Abusing http misconfigurations

payload0911 · February 23, 2023, 4:10am

I am trying to solve the first modules about Abusing HTTP-misconfigurations But the first one is very difficult and I solved it, I think luckily because I use the same payload, even I have changed a bit but it can’t get the flag for the second time.

maxz · February 27, 2023, 5:22am

I DM’d you. I am working on this module as well.

maxz · March 6, 2023, 10:48pm

I’ve everything except “Bypassing Flawed Validation” which I am stuck on.

Predator · March 10, 2023, 12:28pm

have a look at your /etc/hosts file and maybe you can find another solution for localhost…

maxz · March 10, 2023, 3:28pm

Likely the only single one I didn’t try. Thx

payload0911 · March 11, 2023, 2:53am

When i find the first flag for the fat get, the other one for cloacks is it in the same server ?

XSSDoctor · March 13, 2023, 11:00pm

has anyone done the easy skills assessment? i’ve been trying to solve it for about a week with no luck. I even made a python script which tried every configuration of reset, registration, login etc. no luck

maxz · March 13, 2023, 11:51pm

Yeah, it will be the same IP and specify in the hosts file.

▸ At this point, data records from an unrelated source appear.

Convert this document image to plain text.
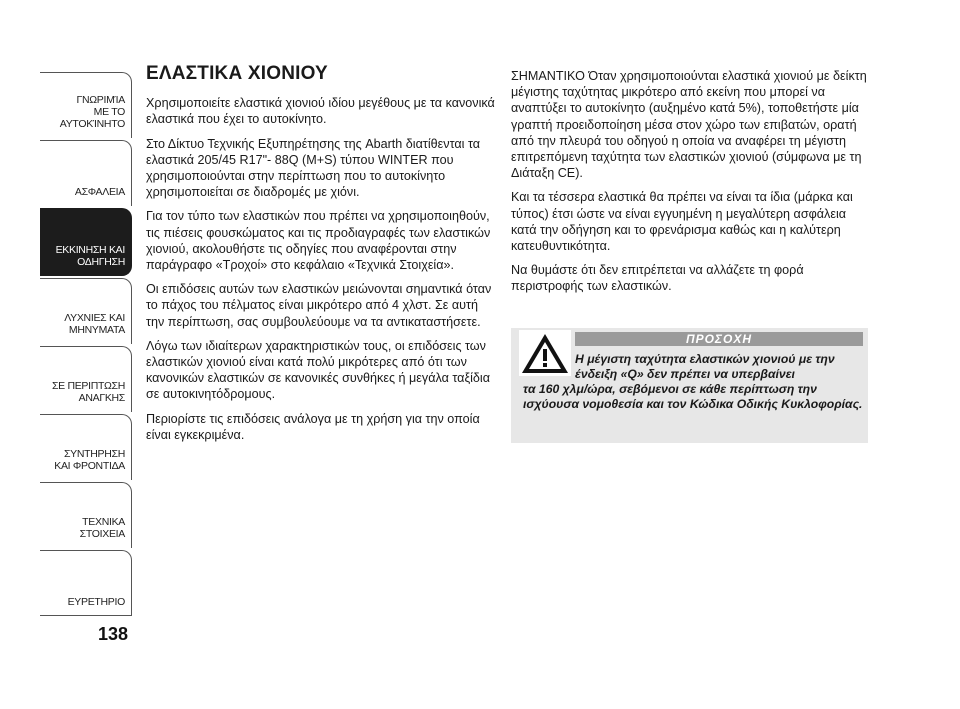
ΓΝΩΡΙΜΊΑ
ΜΕ ΤΟ
ΑΥΤΟΚΊΝΗΤΟ
ΑΣΦΑΛΕΙΑ
ΕΚΚΙΝΗΣΗ ΚΑΙ
ΟΔΗΓΗΣΗ
ΛΥΧΝΙΕΣ ΚΑΙ
ΜΗΝΥΜΑΤΑ
ΣΕ ΠΕΡΙΠΤΩΣΗ
ΑΝΑΓΚΗΣ
ΣΥΝΤΗΡΗΣΗ
ΚΑΙ ΦΡΟΝΤΙΔΑ
ΤΕΧΝΙΚΑ
ΣΤΟΙΧΕΙΑ
ΕΥΡΕΤΗΡΙΟ
138
ΕΛΑΣΤΙΚΑ ΧΙΟΝΙΟΥ

Χρησιμοποιείτε ελαστικά χιονιού ιδίου μεγέθους με τα κανονικά ελαστικά που έχει το αυτοκίνητο.

Στο Δίκτυο Τεχνικής Εξυπηρέτησης της Abarth διατίθενται τα ελαστικά 205/45 R17"- 88Q (M+S) τύπου WINTER που χρησιμοποιούνται στην περίπτωση που το αυτοκίνητο χρησιμοποιείται σε διαδρομές με χιόνι.

Για τον τύπο των ελαστικών που πρέπει να χρησιμοποιηθούν, τις πιέσεις φουσκώματος και τις προδιαγραφές των ελαστικών χιονιού, ακολουθήστε τις οδηγίες που αναφέρονται στην παράγραφο «Τροχοί» στο κεφάλαιο «Τεχνικά Στοιχεία».

Οι επιδόσεις αυτών των ελαστικών μειώνονται σημαντικά όταν το πάχος του πέλματος είναι μικρότερο από 4 χλστ. Σε αυτή την περίπτωση, σας συμβουλεύουμε να τα αντικαταστήσετε.

Λόγω των ιδιαίτερων χαρακτηριστικών τους, οι επιδόσεις των ελαστικών χιονιού είναι κατά πολύ μικρότερες από ότι των κανονικών ελαστικών σε κανονικές συνθήκες ή μεγάλα ταξίδια σε αυτοκινητόδρομους.

Περιορίστε τις επιδόσεις ανάλογα με τη χρήση για την οποία είναι εγκεκριμένα.

ΣΗΜΑΝΤΙΚΟ Όταν χρησιμοποιούνται ελαστικά χιονιού με δείκτη μέγιστης ταχύτητας μικρότερο από εκείνη που μπορεί να αναπτύξει το αυτοκίνητο (αυξημένο κατά 5%), τοποθετήστε μία γραπτή προειδοποίηση μέσα στον χώρο των επιβατών, ορατή από την πλευρά του οδηγού η οποία να αναφέρει τη μέγιστη επιτρεπόμενη ταχύτητα των ελαστικών χιονιού (σύμφωνα με τη Διάταξη CE).

Και τα τέσσερα ελαστικά θα πρέπει να είναι τα ίδια (μάρκα και τύπος) έτσι ώστε να είναι εγγυημένη η μεγαλύτερη ασφάλεια κατά την οδήγηση και το φρενάρισμα καθώς και η καλύτερη κατευθυντικότητα.

Να θυμάστε ότι δεν επιτρέπεται να αλλάζετε τη φορά περιστροφής των ελαστικών.

ΠΡΟΣΟΧΗ
Η μέγιστη ταχύτητα ελαστικών χιονιού με την ένδειξη «Q» δεν πρέπει να υπερβαίνει
τα 160 χλμ/ώρα, σεβόμενοι σε κάθε περίπτωση την ισχύουσα νομοθεσία και τον Κώδικα Οδικής Κυκλοφορίας.
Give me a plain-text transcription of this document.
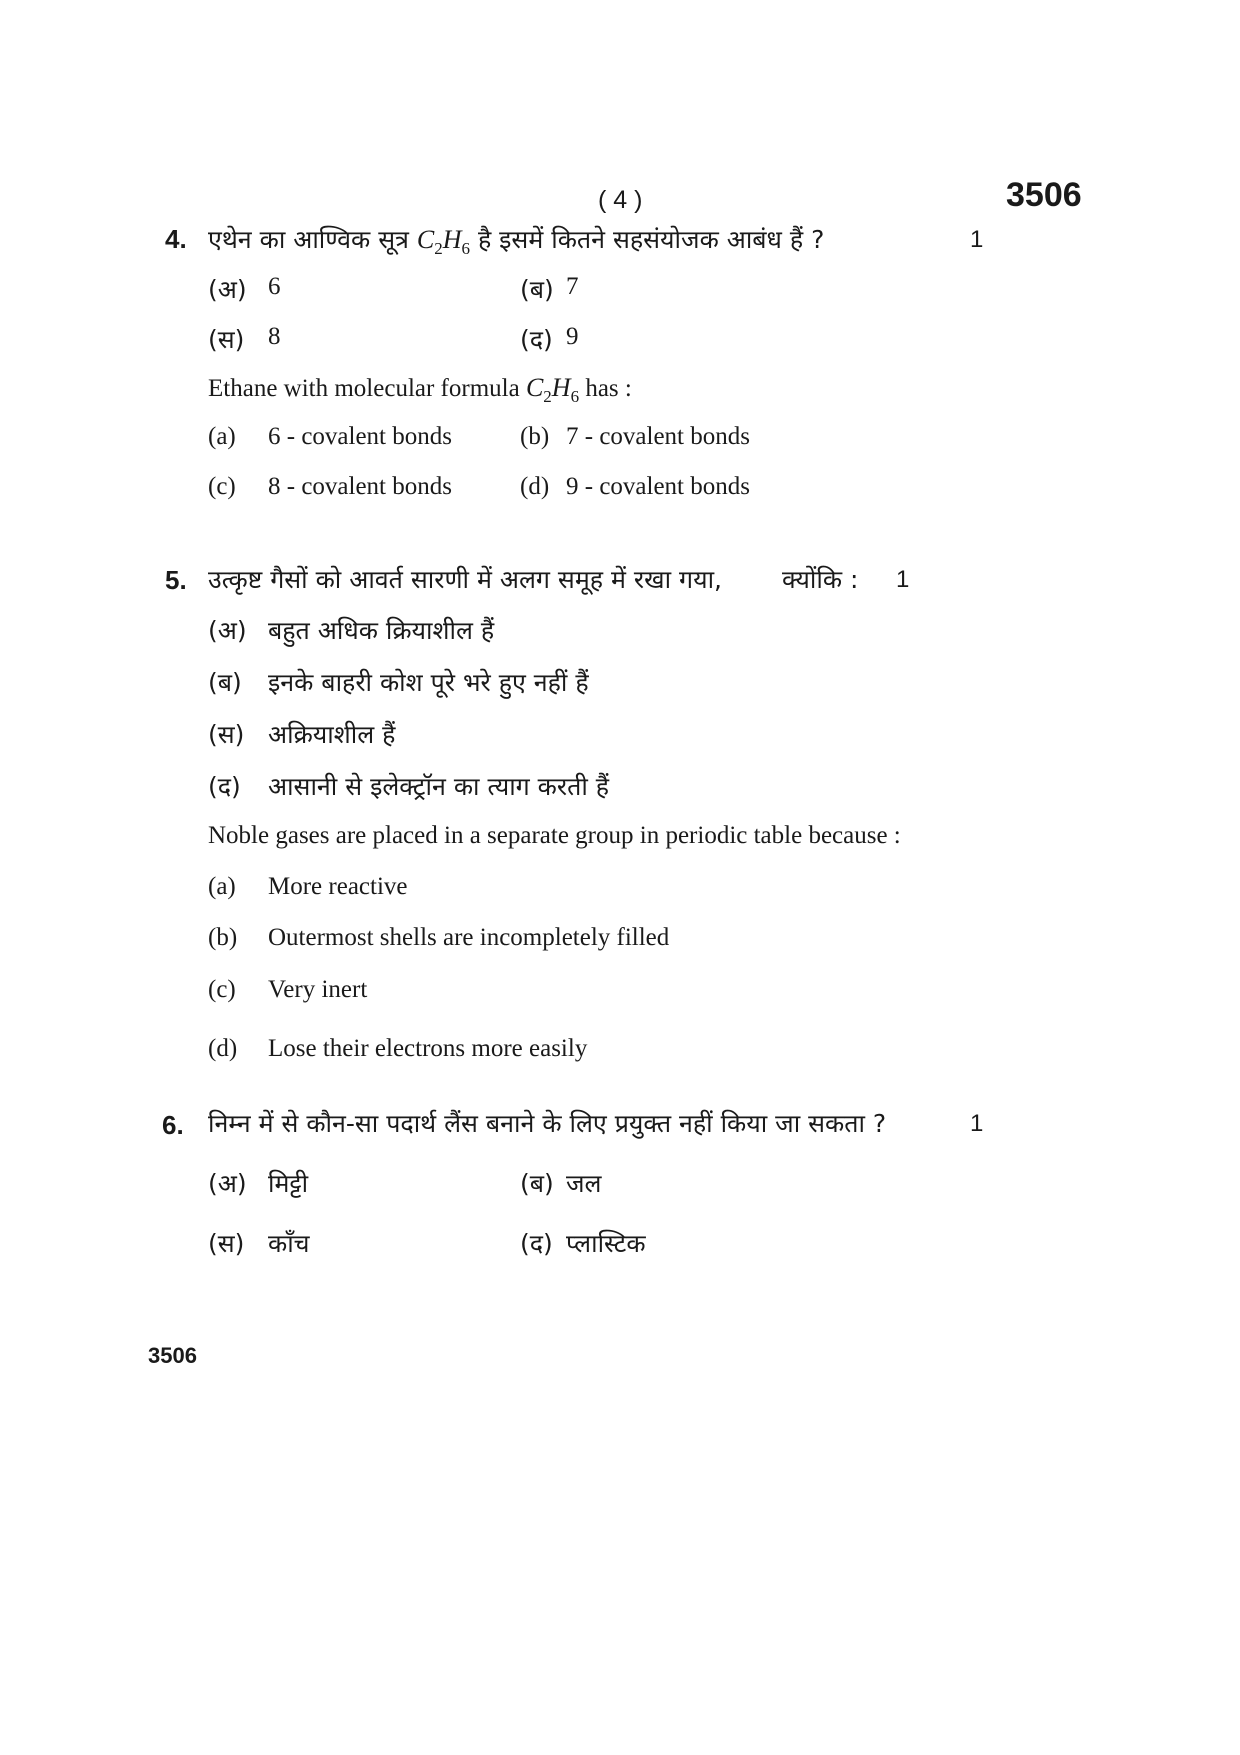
( 4 )	3506
4. एथेन का आण्विक सूत्र $C_2H_6$ है इसमें कितने सहसंयोजक आबंध हैं ?	1
(अ) 6	(ब) 7
(स) 8	(द) 9
Ethane with molecular formula $C_2H_6$ has :
(a) 6 - covalent bonds	(b) 7 - covalent bonds
(c) 8 - covalent bonds	(d) 9 - covalent bonds
5. उत्कृष्ट गैसों को आवर्त सारणी में अलग समूह में रखा गया, क्योंकि : 1
(अ) बहुत अधिक क्रियाशील हैं
(ब) इनके बाहरी कोश पूरे भरे हुए नहीं हैं
(स) अक्रियाशील हैं
(द) आसानी से इलेक्ट्रॉन का त्याग करती हैं
Noble gases are placed in a separate group in periodic table because :
(a) More reactive
(b) Outermost shells are incompletely filled
(c) Very inert
(d) Lose their electrons more easily
6. निम्न में से कौन-सा पदार्थ लैंस बनाने के लिए प्रयुक्त नहीं किया जा सकता ?	1
(अ) मिट्टी	(ब) जल
(स) काँच	(द) प्लास्टिक
3506
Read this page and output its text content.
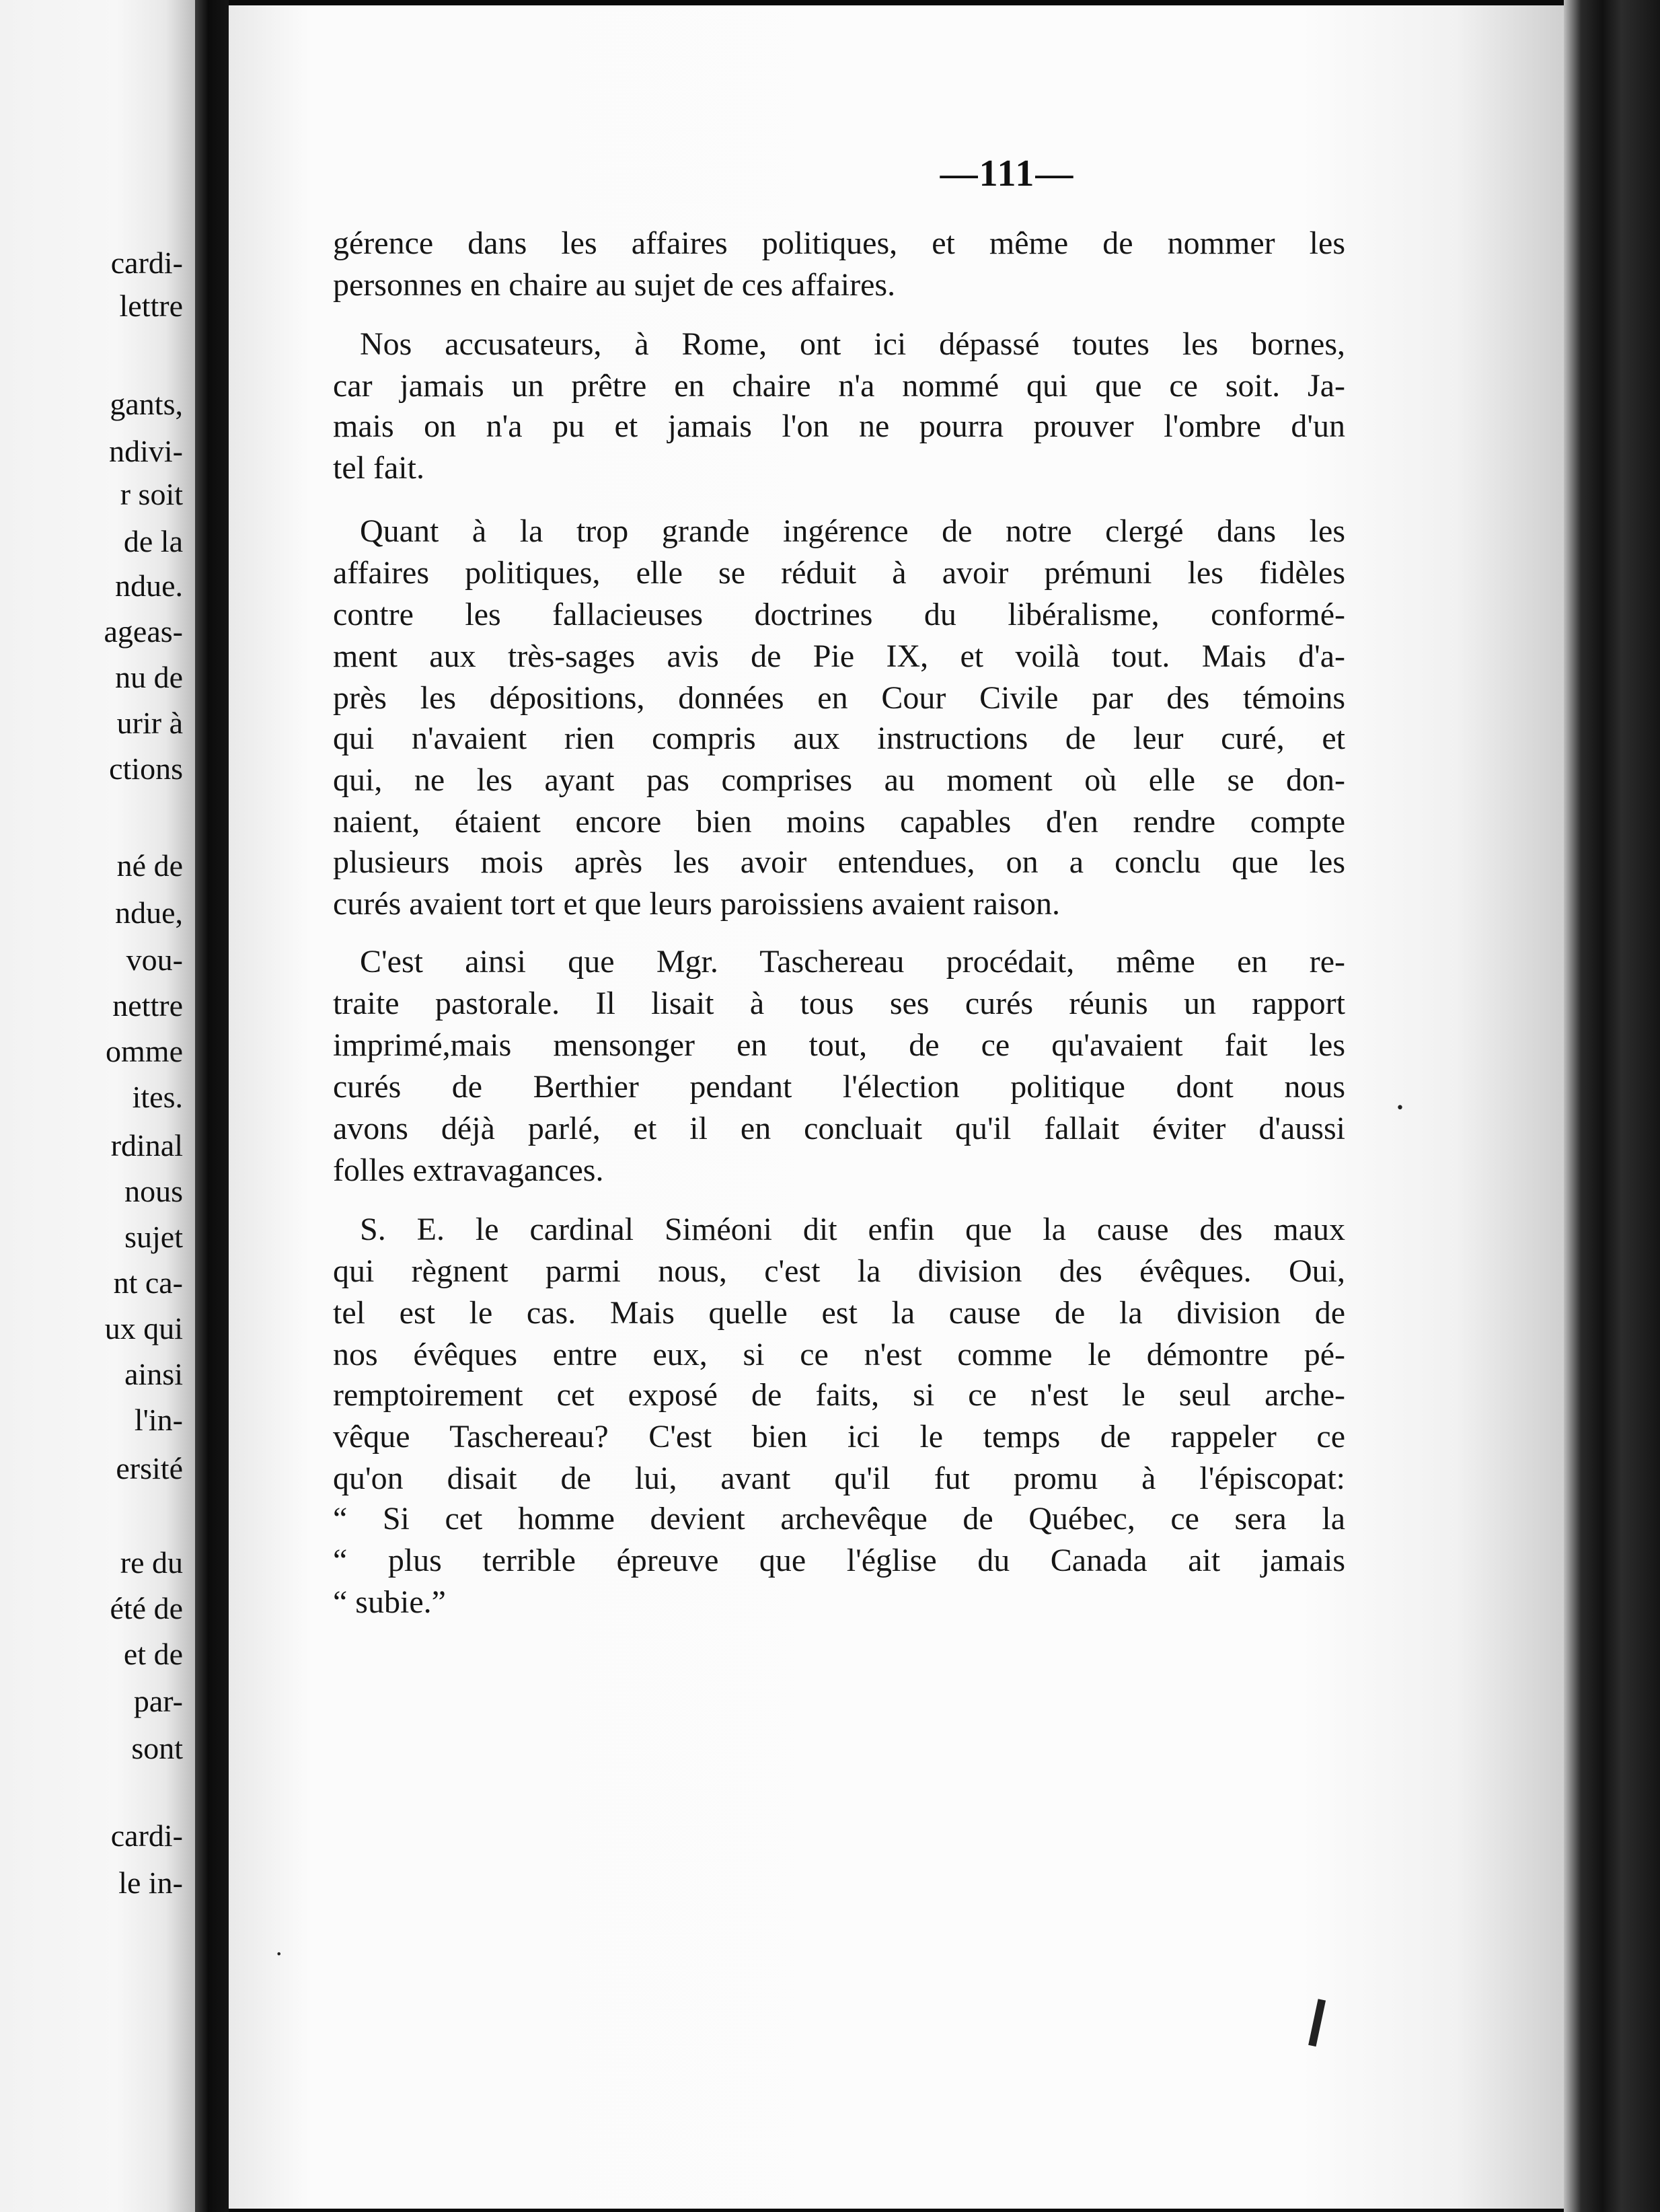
cardi-
lettre
gants,
ndivi-
r soit
de la
ndue.
ageas-
nu de
urir à
ctions
né de
ndue,
vou-
nettre
omme
ites.
rdinal
nous
sujet
nt ca-
ux qui
ainsi
l'in-
ersité
re du
été de
et de
par-
sont
cardi-
le in-
—111—
gérence dans les affaires politiques, et même de nommer les
personnes en chaire au sujet de ces affaires.
Nos accusateurs, à Rome, ont ici dépassé toutes les bornes,
car jamais un prêtre en chaire n'a nommé qui que ce soit. Ja-
mais on n'a pu et jamais l'on ne pourra prouver l'ombre d'un
tel fait.
Quant à la trop grande ingérence de notre clergé dans les
affaires politiques, elle se réduit à avoir prémuni les fidèles
contre les fallacieuses doctrines du libéralisme, conformé-
ment aux très-sages avis de Pie IX, et voilà tout. Mais d'a-
près les dépositions, données en Cour Civile par des témoins
qui n'avaient rien compris aux instructions de leur curé, et
qui, ne les ayant pas comprises au moment où elle se don-
naient, étaient encore bien moins capables d'en rendre compte
plusieurs mois après les avoir entendues, on a conclu que les
curés avaient tort et que leurs paroissiens avaient raison.
C'est ainsi que Mgr. Taschereau procédait, même en re-
traite pastorale. Il lisait à tous ses curés réunis un rapport
imprimé,mais mensonger en tout, de ce qu'avaient fait les
curés de Berthier pendant l'élection politique dont nous
avons déjà parlé, et il en concluait qu'il fallait éviter d'aussi
folles extravagances.
S. E. le cardinal Siméoni dit enfin que la cause des maux
qui règnent parmi nous, c'est la division des évêques. Oui,
tel est le cas. Mais quelle est la cause de la division de
nos évêques entre eux, si ce n'est comme le démontre pé-
remptoirement cet exposé de faits, si ce n'est le seul arche-
vêque Taschereau? C'est bien ici le temps de rappeler ce
qu'on disait de lui, avant qu'il fut promu à l'épiscopat:
“ Si cet homme devient archevêque de Québec, ce sera la
“ plus terrible épreuve que l'église du Canada ait jamais
“ subie.”
•
❙
•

maxz · March 14, 2023, 12:03am

You will need to attempt to access the Admin area with the provided credentials . You will need to have two tabs open. Then you can test the forms found at login (in the second tab) to determine which will get you admin area access.

Don’t overthink it and it can be done with two browser tabs open.

XSSDoctor · March 14, 2023, 12:24am

oh man were you ever right. I overthought that so hard. Thank you!

magipie · March 18, 2023, 11:10am

I am trying this module as well, and I am stuck with two exercises left: Advanced Cache Poisoning Techniques and Skill Assessment - Hard.

In both cases, there seem to be something I don’t control. In the former, I think I have the correct poisoining payload, but the website is escaping all the XSS characters, so I am able to poison the cache, but the XSS payload is escaped.

In the latter, I am able to inject the XSS in cache, but none of my tries to have the admin exfiltrate data to interactsh.local work. The override headers don’t seem to work in this case.

lightz · March 18, 2023, 11:48am

it will be the same IP and specify in the hosts file.

maxz · March 19, 2023, 3:05am

On the hard assessment you might want to create a list of every page/unique url (including logged in) as you might need to skip a step somewhere to get further access. Two browser tabs is all you need as well.